His actions are part of a larger pattern. The president has openly deleted tweets, not even pretending to comply with the law. A few months ago, it was reported that White House Advisor Ivanka Trump had used a personal email account to send approximately 100 work-related emails. This followed earlier revelations that Ivanka and Jared Kushner had set up a private email server before joining the administration that was used to conduct White House business, and that reportedly was re-routed to the Trump Organization. Other top White House officials reportedly used private email accounts to discuss White House matters including Senior Policy Advisor Stephen Miller, former Chief White House Strategist Stephen K. Bannon, former Chief of Staff Reince Priebus, and former Chief Economic Advisor Gary D. Cohn. In this, as in so many other areas, the president, his family, and top aides act as if the law simply does not apply to them.

Certainly, the era of widespread digital communications has raised vexing, new problems for a number of presidents under the PRA. During the presidency of George W. Bush, millions of emails inexplicably went missing. CREW and the National Security Archive sued and reached a settlement to restore emails from back-up tapes for the most critical periods of Bush’s presidency. And President Obama had to wrestle with the recordkeeping challenges presented by the social media platforms he favored.

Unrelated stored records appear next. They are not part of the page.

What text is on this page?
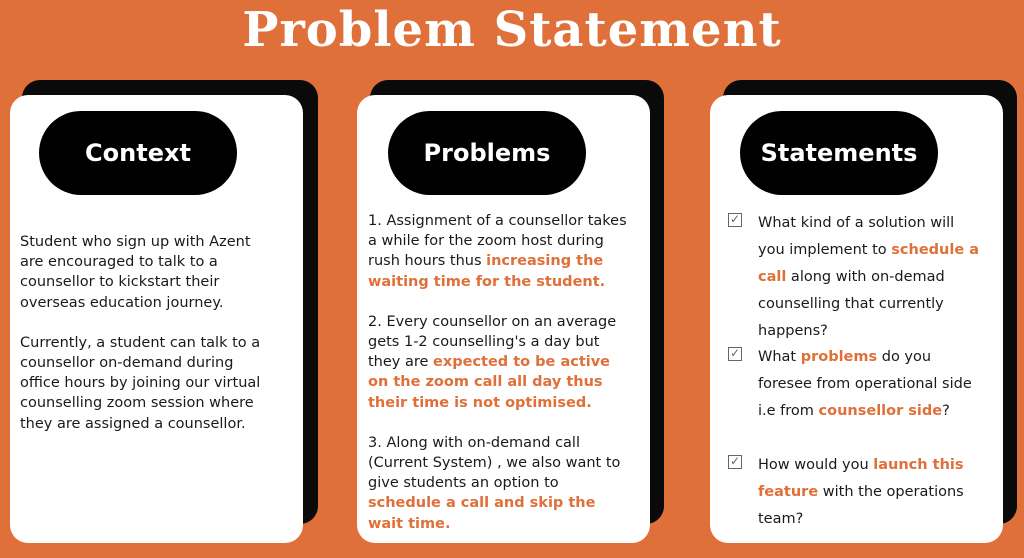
Problem Statement
Context

Student who sign up with Azent are encouraged to talk to a counsellor to kickstart their overseas education journey.

Currently, a student can talk to a counsellor on-demand during office hours by joining our virtual counselling zoom session where they are assigned a counsellor.

Problems

1. Assignment of a counsellor takes a while for the zoom host during rush hours thus increasing the waiting time for the student.

2. Every counsellor on an average gets 1-2 counselling's a day but they are expected to be active on the zoom call all day thus their time is not optimised.

3. Along with on-demand call (Current System) , we also want to give students an option to schedule a call and skip the wait time.

Statements
✓ What kind of a solution will you implement to schedule a call along with on-demad counselling that currently happens?
✓ What problems do you foresee from operational side i.e from counsellor side?
✓ How would you launch this feature with the operations team?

President Trump began his term with almost immediate reports of White House officials sending text messages with apps that make the messages disappear as they are read. Once again CREW and the National Security Archive sued, arguing that using these secret messaging apps prevents White House officials from determining whether a particular message is a presidential record that must be preserved. The district court hearing the case dismissed the complaint and the case is on appeal.

But even with well-documented problems, the courts and Congress have few tools to address these problems. The PRA spells out the process a president must go through before destroying a presidential record, which includes giving notice to the Archivist of the United States and Congress, but the statute gives them no means by which to stop any proposed destruction short of Congress passing a law.

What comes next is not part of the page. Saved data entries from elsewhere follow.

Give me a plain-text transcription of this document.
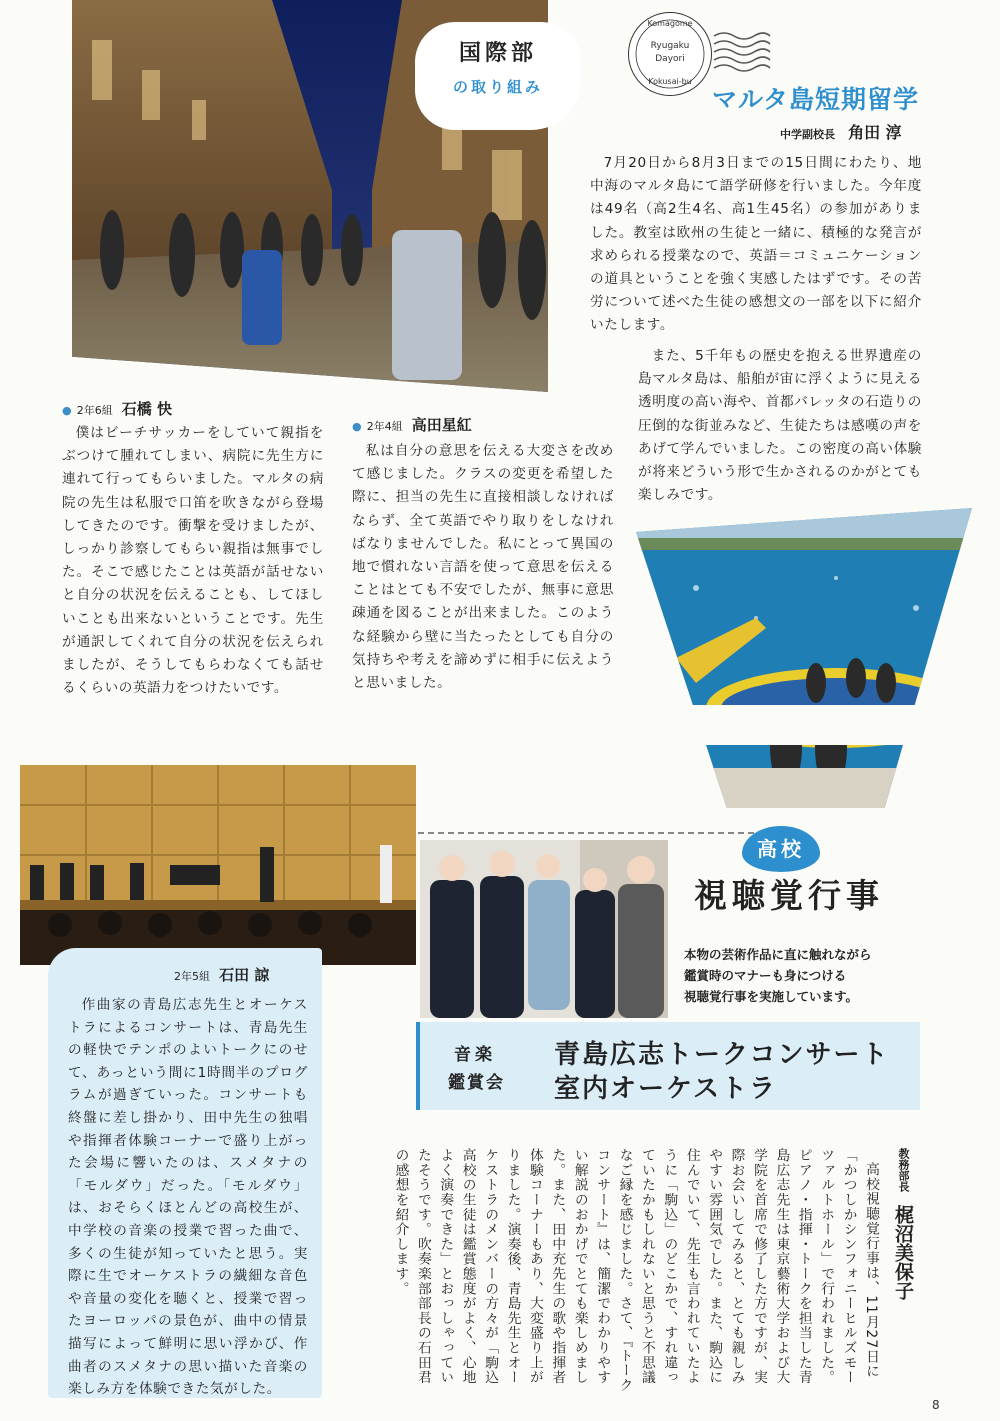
国際部
の取り組み
Komagome
Ryugaku
Dayori
Kokusai-bu
マルタ島短期留学
中学副校長 角田 淳
7月20日から8月3日までの15日間にわたり、地中海のマルタ島にて語学研修を行いました。今年度は49名（高2生4名、高1生45名）の参加がありました。教室は欧州の生徒と一緒に、積極的な発言が求められる授業なので、英語＝コミュニケーションの道具ということを強く実感したはずです。その苦労について述べた生徒の感想文の一部を以下に紹介いたします。
また、5千年もの歴史を抱える世界遺産の島マルタ島は、船舶が宙に浮くように見える透明度の高い海や、首都バレッタの石造りの圧倒的な街並みなど、生徒たちは感嘆の声をあげて学んでいました。この密度の高い体験が将来どういう形で生かされるのかがとても楽しみです。
● 2年6組 石橋 快
僕はビーチサッカーをしていて親指をぶつけて腫れてしまい、病院に先生方に連れて行ってもらいました。マルタの病院の先生は私服で口笛を吹きながら登場してきたのです。衝撃を受けましたが、しっかり診察してもらい親指は無事でした。そこで感じたことは英語が話せないと自分の状況を伝えることも、してほしいことも出来ないということです。先生が通訳してくれて自分の状況を伝えられましたが、そうしてもらわなくても話せるくらいの英語力をつけたいです。
● 2年4組 高田星紅
私は自分の意思を伝える大変さを改めて感じました。クラスの変更を希望した際に、担当の先生に直接相談しなければならず、全て英語でやり取りをしなければなりませんでした。私にとって異国の地で慣れない言語を使って意思を伝えることはとても不安でしたが、無事に意思疎通を図ることが出来ました。このような経験から壁に当たったとしても自分の気持ちや考えを諦めずに相手に伝えようと思いました。
高校
視聴覚行事
本物の芸術作品に直に触れながら
鑑賞時のマナーも身につける
視聴覚行事を実施しています。
音楽
鑑賞会
青島広志トークコンサート
室内オーケストラ
2年5組 石田 諒
作曲家の青島広志先生とオーケストラによるコンサートは、青島先生の軽快でテンポのよいトークにのせて、あっという間に1時間半のプログラムが過ぎていった。コンサートも終盤に差し掛かり、田中先生の独唱や指揮者体験コーナーで盛り上がった会場に響いたのは、スメタナの「モルダウ」だった。「モルダウ」は、おそらくほとんどの高校生が、中学校の音楽の授業で習った曲で、多くの生徒が知っていたと思う。実際に生でオーケストラの繊細な音色や音量の変化を聴くと、授業で習ったヨーロッパの景色が、曲中の情景描写によって鮮明に思い浮かび、作曲者のスメタナの思い描いた音楽の楽しみ方を体験できた気がした。
教務部長 梶沼美保子
高校視聴覚行事は、11月27日に「かつしかシンフォニーヒルズモーツァルトホール」で行われました。ピアノ・指揮・トークを担当した青島広志先生は東京藝術大学および大学院を首席で修了した方ですが、実際お会いしてみると、とても親しみやすい雰囲気でした。また、駒込に住んでいて、先生も言われていたように「駒込」のどこかで、すれ違っていたかもしれないと思うと不思議なご縁を感じました。さて、『トークコンサート』は、簡潔でわかりやすい解説のおかげでとても楽しめました。また、田中充先生の歌や指揮者体験コーナーもあり、大変盛り上がりました。演奏後、青島先生とオーケストラのメンバーの方々が「駒込高校の生徒は鑑賞態度がよく、心地よく演奏できた」とおっしゃっていたそうです。吹奏楽部部長の石田君の感想を紹介します。
8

Courts have construed from this congressional silence an intent to vest in the president near total discretion to decide what that president will create, preserve, and destroy. When Congress enacted the PRA it clearly believed more protective measures were unnecessary; after all, would not all presidents want to preserve the records of their presidencies for posterity? Congress simply didn’t plan for a president who has no eye on history and seems to relish breaking all norms that come his way.

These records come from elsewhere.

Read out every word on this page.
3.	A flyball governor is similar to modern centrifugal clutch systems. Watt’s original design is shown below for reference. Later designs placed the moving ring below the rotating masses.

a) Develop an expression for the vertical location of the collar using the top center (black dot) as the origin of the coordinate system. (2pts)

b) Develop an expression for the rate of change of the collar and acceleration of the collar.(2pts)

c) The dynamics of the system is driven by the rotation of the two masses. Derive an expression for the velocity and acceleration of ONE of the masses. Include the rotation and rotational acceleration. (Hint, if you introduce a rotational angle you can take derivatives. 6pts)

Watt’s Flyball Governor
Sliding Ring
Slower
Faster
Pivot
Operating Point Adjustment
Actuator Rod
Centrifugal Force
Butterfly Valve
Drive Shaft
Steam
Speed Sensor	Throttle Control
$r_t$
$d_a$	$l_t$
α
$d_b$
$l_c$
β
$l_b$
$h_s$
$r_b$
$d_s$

Congress could still act by amending the PRA to include an express and more active role for the courts, balancing a president’s need for discretion in deciding what is and is not a presidential record against the public’s ultimate claim of ownership over the papers of a departing president. Congress could include in the PRA a private right of action for groups that suffer harm when a president fails to abide by the PRA’s terms. Historians and good government groups come to mind as likely and legitimate plaintiffs that serve and advance the public interest in the records of a president. Further, Congress could vest the Archivist with greater authority to intercede when a president or his administration so openly defy the PRA.

But if Congress does nothing and Trump is left unchecked, the American public may face the irreparable loss of a huge and enormously important piece of our history. There is a lot to be shocked about these days; let’s add the PRA to the growing list of statutes proven to be an ineffectual backstop against this president.